I’ve been programming professionally for 29 years. I’ve been typing as part of my job for 31.
As a result, I suffer from very bad Repetitive Strain Injury. I can directly measure how productive I’ve been during any given week by how badly my hands hurt on Friday evening. I’m left-handed, and my left hand suffers disproportionately. If I feel like my left hand was smashed by a hammer, I know I got a lot done.
I started learning to type long before I was given the opportunity to take a proper typing class. By the time a guidance counselor offered me a typing class in 12th grade, I could already type 120 words per minute.

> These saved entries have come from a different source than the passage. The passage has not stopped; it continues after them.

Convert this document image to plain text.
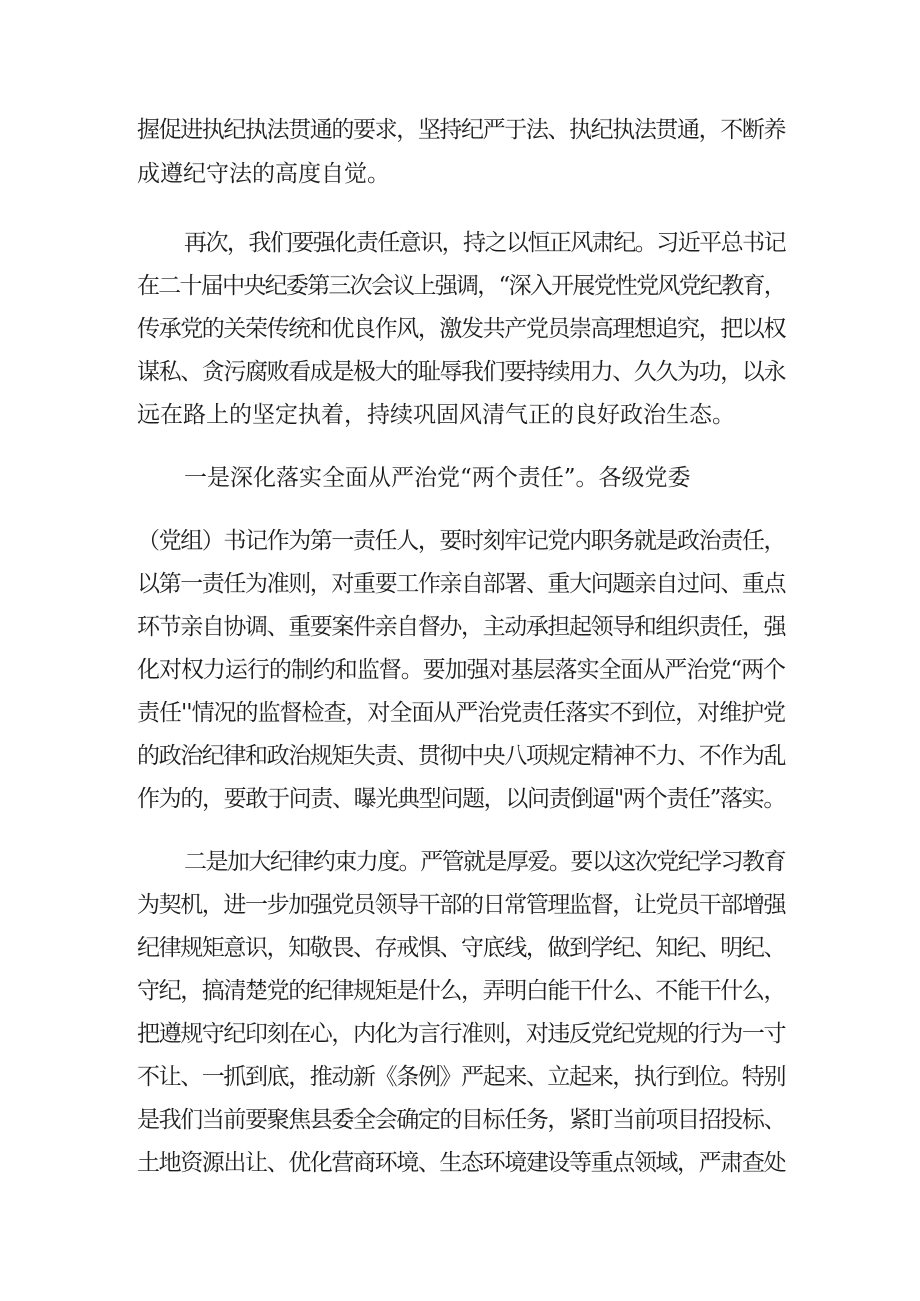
握促进执纪执法贯通的要求，坚持纪严于法、执纪执法贯通，不断养

成遵纪守法的高度自觉。

再次，我们要强化责任意识，持之以恒正风肃纪。习近平总书记

在二十届中央纪委第三次会议上强调，“深入开展党性党风党纪教育，

传承党的关荣传统和优良作风，激发共产党员崇高理想追究，把以权

谋私、贪污腐败看成是极大的耻辱我们要持续用力、久久为功，以永

远在路上的坚定执着，持续巩固风清气正的良好政治生态。

一是深化落实全面从严治党“两个责任”。各级党委

（党组）书记作为第一责任人，要时刻牢记党内职务就是政治责任，

以第一责任为准则，对重要工作亲自部署、重大问题亲自过问、重点

环节亲自协调、重要案件亲自督办，主动承担起领导和组织责任，强

化对权力运行的制约和监督。要加强对基层落实全面从严治党“两个

责任''情况的监督检查，对全面从严治党责任落实不到位，对维护党

的政治纪律和政治规矩失责、贯彻中央八项规定精神不力、不作为乱

作为的，要敢于问责、曝光典型问题，以问责倒逼"两个责任”落实。

二是加大纪律约束力度。严管就是厚爱。要以这次党纪学习教育

为契机，进一步加强党员领导干部的日常管理监督，让党员干部增强

纪律规矩意识，知敬畏、存戒惧、守底线，做到学纪、知纪、明纪、

守纪，搞清楚党的纪律规矩是什么，弄明白能干什么、不能干什么，

把遵规守纪印刻在心，内化为言行准则，对违反党纪党规的行为一寸

不让、一抓到底，推动新《条例》严起来、立起来，执行到位。特别

是我们当前要聚焦县委全会确定的目标任务，紧盯当前项目招投标、

土地资源出让、优化营商环境、生态环境建设等重点领域，严肃查处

But they were 120 words per minute typed the wrong way. I developed a lot of really bad habits. For one thing, I didn’t type with all my fingers. I only use three fingers on my right hand and two on my left for typing letters and numbers. I started typing on a keyboad where the function keys were on the left-hand side of the board. Because of that, and because most of the control keys I needed were also on the left-hand side, I developed the habit of contorting my left hand to type those keys. For example, to hit the keys for cut, copy, and paste, I hit the control key with my left thumb – tucking it under my hand – and hit the letter key with my left index finger. The area just below my left thumb is now almost constantly in pain, even when I’m not working.
Recently, I’ve been trying to develop better habits. But it is very difficult to work against 30+ years of muscle memory. When I’m programming “in the zone”, instinct takes over and I wind up doing all the wrong things again.
I’ve decided it’s time for a radical approach to this problem. If I’m going to work against 30 years of hard-forged neural pathways, I’m going to go all out.
Step 1: I’m going Dvorak. I have tried and failed to teach myself to type “properly” on a QWERTY keyboard. I constantly revert back to my weird self-taught style when I’m not paying attention. It’s super frustrating. So, I taught myself the Dvorak layout using all my fingers in the “proper” way. In fact, I’m typing this post in Dvorak mode. I can only type about 60 WPM this way – half my normal speed – but I feel like I’m getting better. Writing code in Visual Studio is another story: I’m constantly frustrated by needing to get things done and knowing I can go much faster.
Step 2: Ditching the mouse. I know I’ll never be able to get rid of it completely, but I need to find a way to reduce the number of times per day I reach for it. On days when I feel like my left hand has been smashed by a hammer, my right shoulder feels like it’s been stabbed by an angry monkey. This leads to…
Step 3: Learning to move around in Visual Studio with the keyboard. I like to code full screen, which means my Visual Studio window layout has most of the tool windows hidden. If I want to go to one of those, I’m always reaching for the mouse. I just learned that you can navigate between these windows by pressing Alt-F7 and Shift-Alt-F7. And I’ve learned that most of the windows I need all the time have a Ctrl-W combination that will take you there (e.g, Ctrl-W, O to go to the Output Window). Why did I never bother to learn this before? Oh, and if you’re focused in a tool window, pressing Ctrl-Tab or F7 will get you back to your code.
- It’s a split configuration, so I can hold my hands shoulder width apart. This reduces tension in the shoulders and keeps me from having to have my wrists bent at an angle while typing.
- It has ortholinear keys, so my fingers don’t have to move in strange directions; they just need to go up and down.
- Its firmware is open source. We like open source.
- It’s completely programmable, so I can create weird keymaps that fit the way I work.
- I can create single, easy-to-reach keys that map to the most common hand-contorting key combinations that I use. For example, I reflexively hit Shift-Ctrl-S all the time to “Save All” in Visual Studio. Given how often I hit it, I’m going to replace that with a single key press.
- I can control the mouse with it.
Step 5: I’m going to try using Windows Speech Recognition where appropriate. I’m mostly using it in Outlook for typing e-mails. It doesn’t work so well for blog posts: I edit my blog in VSCode, and Speech Recognition isn’t quite as slick in there as it is in MS Office applications.
I still have 3 weeks to wait for the delivery of my ErgoDox EZ. I’m committed to doing most of my work using the Dvorak layout for those 3 weeks so that there’s less of a transition when it finally arrives.
I’m going to document all of the trials and tribulations of reprogramming my brain here. My goal is to be at my “normal” level of keyboarding speed within 6 months. I’ll let you know how that works out.